İSMİNİN DEĞİŞİMİ ÜZERİNE
Culani, bu değişikliğe kendi ismiyle başladı ve ‘el-Culani’ takma adının, 1967’deki Altı Gün Savaşı sırasında İsrail tarafından işgal edilen Suriye’nin Golan Tepeleri’ne bir gönderme olduğunu vurguladı. Ancak artık bu şekilde anılmak istemediğini belirtti. Kişisel tanımlamasını önemsemese de ‘Culani’ kelimesinin terörizm etiketinin Esad rejimine daha uygun olduğunu ve bunun ‘siyasi bir tanımlama’ olduğunu ifade etti. Artık doğum adı olan Ahmed el Şara’yı kullanmaya başladığını duyurdu. Ayrıca HTŞ lideri, ABD tarafından başına konulan 10 milyon dolar ödülün kaldırılmasını da istedi.
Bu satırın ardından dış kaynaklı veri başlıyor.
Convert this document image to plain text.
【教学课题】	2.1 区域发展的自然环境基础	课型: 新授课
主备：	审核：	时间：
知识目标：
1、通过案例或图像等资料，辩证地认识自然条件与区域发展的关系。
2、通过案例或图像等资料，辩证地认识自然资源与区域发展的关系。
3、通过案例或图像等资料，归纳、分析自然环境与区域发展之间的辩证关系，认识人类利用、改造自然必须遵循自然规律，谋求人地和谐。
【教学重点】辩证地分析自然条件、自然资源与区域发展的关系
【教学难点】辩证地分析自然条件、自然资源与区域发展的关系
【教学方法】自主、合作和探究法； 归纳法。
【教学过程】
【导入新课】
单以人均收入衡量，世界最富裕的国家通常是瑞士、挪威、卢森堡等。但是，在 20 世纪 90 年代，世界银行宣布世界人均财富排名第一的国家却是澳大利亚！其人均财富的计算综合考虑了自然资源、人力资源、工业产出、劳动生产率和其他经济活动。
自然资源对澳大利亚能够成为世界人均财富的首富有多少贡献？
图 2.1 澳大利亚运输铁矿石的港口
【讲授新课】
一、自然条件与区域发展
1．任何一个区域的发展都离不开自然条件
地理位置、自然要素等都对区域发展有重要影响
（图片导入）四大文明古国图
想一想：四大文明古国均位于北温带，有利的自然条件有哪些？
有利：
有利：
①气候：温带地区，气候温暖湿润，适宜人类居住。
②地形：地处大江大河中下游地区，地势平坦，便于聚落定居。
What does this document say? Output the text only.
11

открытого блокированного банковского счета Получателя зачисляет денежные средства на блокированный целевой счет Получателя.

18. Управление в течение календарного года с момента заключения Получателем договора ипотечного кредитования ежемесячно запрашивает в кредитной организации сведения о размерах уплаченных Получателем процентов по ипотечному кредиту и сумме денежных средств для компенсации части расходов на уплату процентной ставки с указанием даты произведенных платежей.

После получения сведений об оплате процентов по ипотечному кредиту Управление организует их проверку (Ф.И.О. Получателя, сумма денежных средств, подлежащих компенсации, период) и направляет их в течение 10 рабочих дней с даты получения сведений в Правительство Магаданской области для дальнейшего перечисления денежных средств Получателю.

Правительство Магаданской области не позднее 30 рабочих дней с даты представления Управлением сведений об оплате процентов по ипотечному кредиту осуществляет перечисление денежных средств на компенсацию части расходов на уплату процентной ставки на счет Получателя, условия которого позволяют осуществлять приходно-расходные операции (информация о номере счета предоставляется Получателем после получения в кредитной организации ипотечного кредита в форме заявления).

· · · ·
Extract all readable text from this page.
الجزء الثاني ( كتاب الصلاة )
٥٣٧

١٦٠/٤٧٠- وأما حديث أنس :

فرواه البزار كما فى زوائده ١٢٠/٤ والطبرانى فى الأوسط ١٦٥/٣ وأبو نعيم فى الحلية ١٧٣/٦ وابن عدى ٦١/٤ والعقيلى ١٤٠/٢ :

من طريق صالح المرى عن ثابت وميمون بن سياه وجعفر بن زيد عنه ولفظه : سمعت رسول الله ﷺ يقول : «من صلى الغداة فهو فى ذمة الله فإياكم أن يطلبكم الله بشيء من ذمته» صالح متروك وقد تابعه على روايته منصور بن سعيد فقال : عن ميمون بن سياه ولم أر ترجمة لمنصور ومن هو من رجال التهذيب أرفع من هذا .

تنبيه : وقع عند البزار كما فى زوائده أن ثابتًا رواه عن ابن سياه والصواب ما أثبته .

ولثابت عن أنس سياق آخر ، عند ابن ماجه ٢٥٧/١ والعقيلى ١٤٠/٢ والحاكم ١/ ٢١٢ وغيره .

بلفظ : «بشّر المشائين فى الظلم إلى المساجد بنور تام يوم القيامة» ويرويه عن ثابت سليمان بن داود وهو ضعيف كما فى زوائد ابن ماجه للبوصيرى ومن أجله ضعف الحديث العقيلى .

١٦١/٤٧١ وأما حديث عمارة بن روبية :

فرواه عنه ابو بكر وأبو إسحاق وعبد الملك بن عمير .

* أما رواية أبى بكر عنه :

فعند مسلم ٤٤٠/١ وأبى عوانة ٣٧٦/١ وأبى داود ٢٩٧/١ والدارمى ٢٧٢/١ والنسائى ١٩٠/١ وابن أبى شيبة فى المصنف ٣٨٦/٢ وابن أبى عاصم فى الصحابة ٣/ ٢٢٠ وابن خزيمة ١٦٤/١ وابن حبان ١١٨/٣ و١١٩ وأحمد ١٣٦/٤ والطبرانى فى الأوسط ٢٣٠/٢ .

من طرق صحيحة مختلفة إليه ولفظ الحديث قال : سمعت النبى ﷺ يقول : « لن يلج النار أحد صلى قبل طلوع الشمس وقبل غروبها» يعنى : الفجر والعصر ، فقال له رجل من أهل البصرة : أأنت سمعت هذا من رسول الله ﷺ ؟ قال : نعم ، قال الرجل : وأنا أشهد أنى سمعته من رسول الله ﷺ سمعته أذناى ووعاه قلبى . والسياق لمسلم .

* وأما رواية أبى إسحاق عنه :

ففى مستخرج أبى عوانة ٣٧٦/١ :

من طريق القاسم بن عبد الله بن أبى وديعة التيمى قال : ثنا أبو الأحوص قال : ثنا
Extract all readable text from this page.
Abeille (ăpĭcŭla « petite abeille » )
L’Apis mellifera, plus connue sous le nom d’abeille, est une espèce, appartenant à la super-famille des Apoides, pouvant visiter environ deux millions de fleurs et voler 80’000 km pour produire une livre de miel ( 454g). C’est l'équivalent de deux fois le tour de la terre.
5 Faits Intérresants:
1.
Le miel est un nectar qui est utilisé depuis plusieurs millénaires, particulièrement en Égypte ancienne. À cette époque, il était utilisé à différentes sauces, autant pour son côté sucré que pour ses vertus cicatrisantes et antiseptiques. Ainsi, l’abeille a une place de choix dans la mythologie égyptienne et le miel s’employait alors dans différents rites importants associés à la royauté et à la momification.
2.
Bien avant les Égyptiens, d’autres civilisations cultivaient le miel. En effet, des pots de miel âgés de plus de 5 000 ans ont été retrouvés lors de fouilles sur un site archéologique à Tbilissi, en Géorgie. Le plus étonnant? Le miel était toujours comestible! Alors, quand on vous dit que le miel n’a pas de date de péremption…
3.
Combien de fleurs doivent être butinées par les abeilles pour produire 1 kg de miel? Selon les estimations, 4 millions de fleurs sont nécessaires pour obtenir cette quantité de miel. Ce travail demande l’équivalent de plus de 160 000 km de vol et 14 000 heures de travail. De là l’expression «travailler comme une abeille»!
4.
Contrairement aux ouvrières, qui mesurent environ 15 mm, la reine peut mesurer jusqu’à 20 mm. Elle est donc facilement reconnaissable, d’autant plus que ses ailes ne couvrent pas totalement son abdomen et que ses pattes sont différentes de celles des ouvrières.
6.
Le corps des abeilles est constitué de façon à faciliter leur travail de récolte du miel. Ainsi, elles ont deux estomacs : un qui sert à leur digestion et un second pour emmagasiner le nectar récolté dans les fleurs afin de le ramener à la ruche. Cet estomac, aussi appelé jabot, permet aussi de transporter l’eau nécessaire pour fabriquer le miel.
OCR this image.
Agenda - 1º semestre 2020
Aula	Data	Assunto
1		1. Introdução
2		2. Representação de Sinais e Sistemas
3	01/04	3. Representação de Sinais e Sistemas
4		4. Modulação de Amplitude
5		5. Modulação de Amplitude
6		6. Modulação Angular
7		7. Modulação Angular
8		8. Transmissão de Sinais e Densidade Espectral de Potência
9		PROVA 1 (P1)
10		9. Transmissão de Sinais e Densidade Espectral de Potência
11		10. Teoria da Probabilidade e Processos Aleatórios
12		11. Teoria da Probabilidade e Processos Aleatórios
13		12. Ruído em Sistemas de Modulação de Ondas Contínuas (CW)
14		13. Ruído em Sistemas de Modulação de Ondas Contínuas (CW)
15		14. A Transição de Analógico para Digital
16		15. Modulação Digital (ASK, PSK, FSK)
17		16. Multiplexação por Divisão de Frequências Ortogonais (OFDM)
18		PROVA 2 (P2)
EBU MUHAMMED EL CULANI KİMDİR?
Ebu Muhammed El Culani, 1982’de Suudi Arabistan’da sürgünde olan bir Suriyeli ailenin çocuğu olarak dünyaya geldi. Asıl adı Ahmed Hüseyin el Şara olan Culani, ailesi 1967’de Golan Tepeleri’ndeki evlerini terk ettiği için bu takma adı kullanıyor. 1980’lerin sonuna doğru ailesi Suriye’ye döndü ve 2003’te ABD işgaline karşı mücadele etmek için Irak’a giderek El Kaide’ye katıldı. Irak’ta bir dönem Amerikan hapishanesinde kaldı. 2011 yılında Suriye’de iç savaşın patlak vermesiyle ortaya çıkan Culani, El Kaide bağlantılı Nusra Cephesini kurdu ve bu örgüt daha sonra Heyet Tahrir Eş-Şam’a dönüştü. HTŞ, 2016’da El Kaide ile bağlantılarını kopardı. Culani, uluslararası meşruiyet kazanmak amacıyla daha organize hareket etmeye ve kontrol altındaki bölgelerde düzgün bir yönetim oluşturmaya çalışıyor. Aynı zamanda yönetimleri altındaki topraklarda azınlıkları koruyacakları sözü veriyor.